As it is difficult to freeze the entirety of an intact jackfruit because of its size, shape, and the fact that thawing it completely will be difficult, several items will be needed in order to cut it into the proper size before storing it properly.
You will need a cutting board or other flat surface, a very sharp knife large enough to make cutting the jackfruit easy, freezer-safe plastic cling wrap and a big enough container to hold all the pieces of jackfruit.
Alternatively, you may also store the jackfruit in multiple containers if you do not plan to consume the entire batch at once, as thawing and subsequently refreezing jackfruit will severely impact its textural quality.
How to Freeze Jackfruit
It is important to note that freezing jackfruit is rather labor intensive, but much of this difficulty can be remedied by simply purchasing jackfruit that has already been cut and whose flesh has already been harvested.
Using your cutting board and knife, carefully bisect the jackfruit and remove the edible flesh within. Be careful not to squeeze these fleshy pods too hard, as they may release juices that will form ice crystals once placed in the freezer.
After removing the flesh of the jackfruit from its rind, wrap each individual pod in plastic cling wrap, alternating the direction that you are wrapping the fruit in with each sheet.

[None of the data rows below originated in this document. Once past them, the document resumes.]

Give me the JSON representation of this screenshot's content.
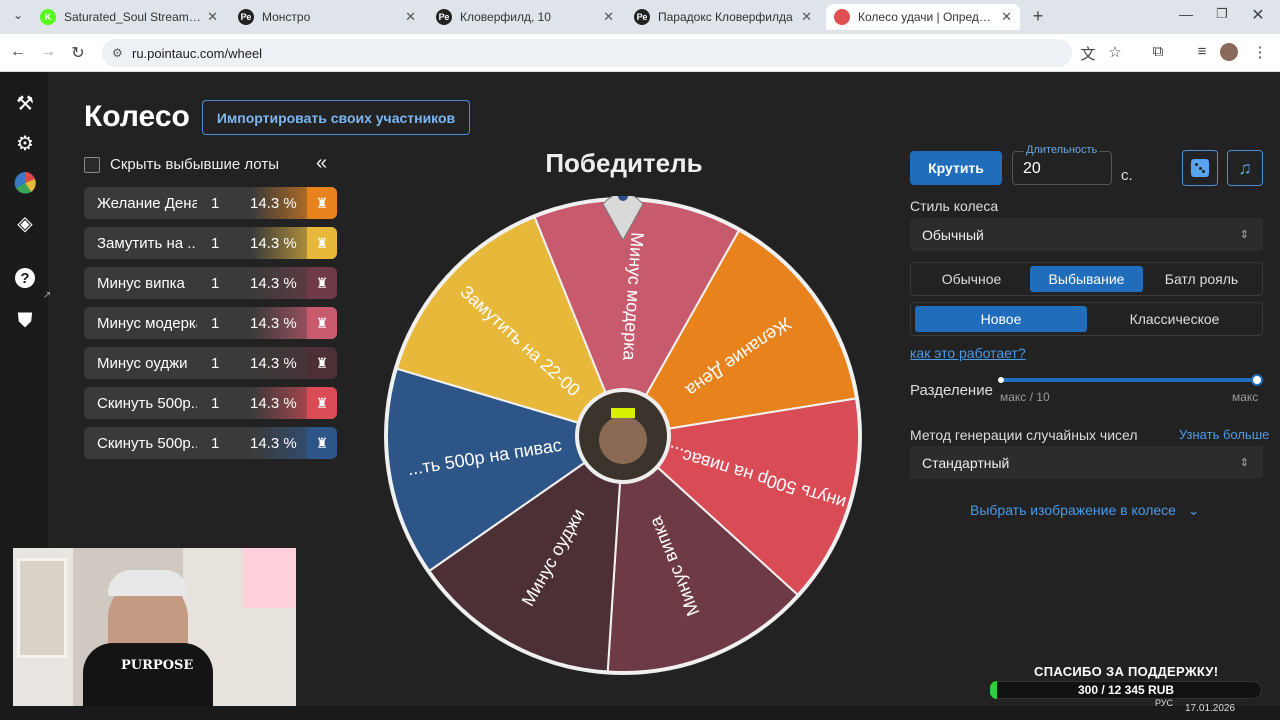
{
  "browser": {
    "tabs": [
      {
        "title": "Saturated_Soul Stream - Watch",
        "favicon": "K",
        "color": "#53fc18"
      },
      {
        "title": "Монстро",
        "favicon": "Ре",
        "color": "#222222"
      },
      {
        "title": "Кловерфилд, 10",
        "favicon": "Ре",
        "color": "#222222"
      },
      {
        "title": "Парадокс Кловерфилда",
        "favicon": "Ре",
        "color": "#222222"
      },
      {
        "title": "Колесо удачи | Определите по",
        "favicon": "wheel",
        "color": "#e05050"
      }
    ],
    "url": "ru.pointauc.com/wheel"
  },
  "page": {
    "title": "Колесо",
    "import_label": "Импортировать своих участников",
    "hide_label": "Скрыть выбывшие лоты",
    "winner_label": "Победитель"
  },
  "lots": [
    {
      "name": "Желание Дена",
      "amount": "1",
      "percent": "14.3 %",
      "color": "#e8821c"
    },
    {
      "name": "Замутить на ...",
      "amount": "1",
      "percent": "14.3 %",
      "color": "#e8b83a"
    },
    {
      "name": "Минус випка",
      "amount": "1",
      "percent": "14.3 %",
      "color": "#6e3a45"
    },
    {
      "name": "Минус модерка",
      "amount": "1",
      "percent": "14.3 %",
      "color": "#c85a6e"
    },
    {
      "name": "Минус оуджи",
      "amount": "1",
      "percent": "14.3 %",
      "color": "#4d3036"
    },
    {
      "name": "Скинуть 500р...",
      "amount": "1",
      "percent": "14.3 %",
      "color": "#d94b55"
    },
    {
      "name": "Скинуть 500р...",
      "amount": "1",
      "percent": "14.3 %",
      "color": "#2d5587"
    }
  ],
  "wheel_labels": [
    "Минус модерка",
    "Желание Дена",
    "инуть 500р на пивас...",
    "Минус випка",
    "Минус оуджи",
    "...ть 500р на пивас",
    "Замутить на 22-00"
  ],
  "controls": {
    "spin_label": "Крутить",
    "duration_label": "Длительность",
    "duration_value": "20",
    "duration_unit": "с.",
    "style_label": "Стиль колеса",
    "style_value": "Обычный",
    "mode_tabs": [
      "Обычное",
      "Выбывание",
      "Батл рояль"
    ],
    "mode_active": "Выбывание",
    "variant_tabs": [
      "Новое",
      "Классическое"
    ],
    "variant_active": "Новое",
    "how_link": "как это работает?",
    "split_label": "Разделение",
    "split_min_label": "макс / 10",
    "split_max_label": "макс",
    "split_level": 1.0,
    "rng_label": "Метод генерации случайных чисел",
    "rng_learn": "Узнать больше",
    "rng_value": "Стандартный",
    "choose_image": "Выбрать изображение в колесе"
  },
  "donation": {
    "title": "СПАСИБО ЗА ПОДДЕРЖКУ!",
    "progress": "300 / 12 345 RUB",
    "fraction": 0.024
  },
  "taskbar": {
    "lang": "РУС",
    "date": "17.01.2026"
  }
}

This will ensure that no areas are left uncovered.
Once the individual jackfruit pods have been properly wrapped in plastic, wrap them once more, this time in aluminum foil. The metallic wrapping will both speed up the process of freezing as well as protect the delicate plant cells of the jackfruit from the damaging effects of freezer burn.
Now wrapped in two layers of different material, carefully place the jackfruit pieces in a freezer bag or freezer-safe container. Do not force too many individual jackfruit pods together, as they will expand slightly and may secrete juice that will freeze the fruit to the plastic wrap, making it difficult to thaw.
Keep in mind that freezing jackfruit will affect its texture negatively, as well as cause a mild discoloration. This is due to the aforementioned damage to jackfruit’s cells by the expansion of water when frozen.
Jackfruit will keep edible for up to two months in the freezer, though a loss in quality will occur sooner than this point. This length of time is also approximate, and does not apply if the jackfruit is thawed and then subsequently refrozen.
How to Thaw Jackfruit
In order to defrost jackfruit, remove the serving amount of fruit flesh you need from its container in the freezer. There is no need to take the entire container of jackfruit out of the freezer unless you are planning to consume the entire batch.
Remove the first layer of aluminum foil and place the fruit in the fridge for two to three hours. So long as the pieces of fruit have not been fused together from freezing, they will defrost rather quickly.
It is also possible to soak the frozen jackfruit in room-temperature water, so long as it is kept insulated from the water with a container or the plastic cling film.
1. Unknown Author. “Artocarpus heterophyllus”. Tropical Biology Association. October 2006. Archived from the original on 15 August 2012.
2. Morton, Julia. (N.D.) “Jackfruit”. Center for New Crops & Plant Products, Purdue University Department of Horticulture and Landscape Architecture.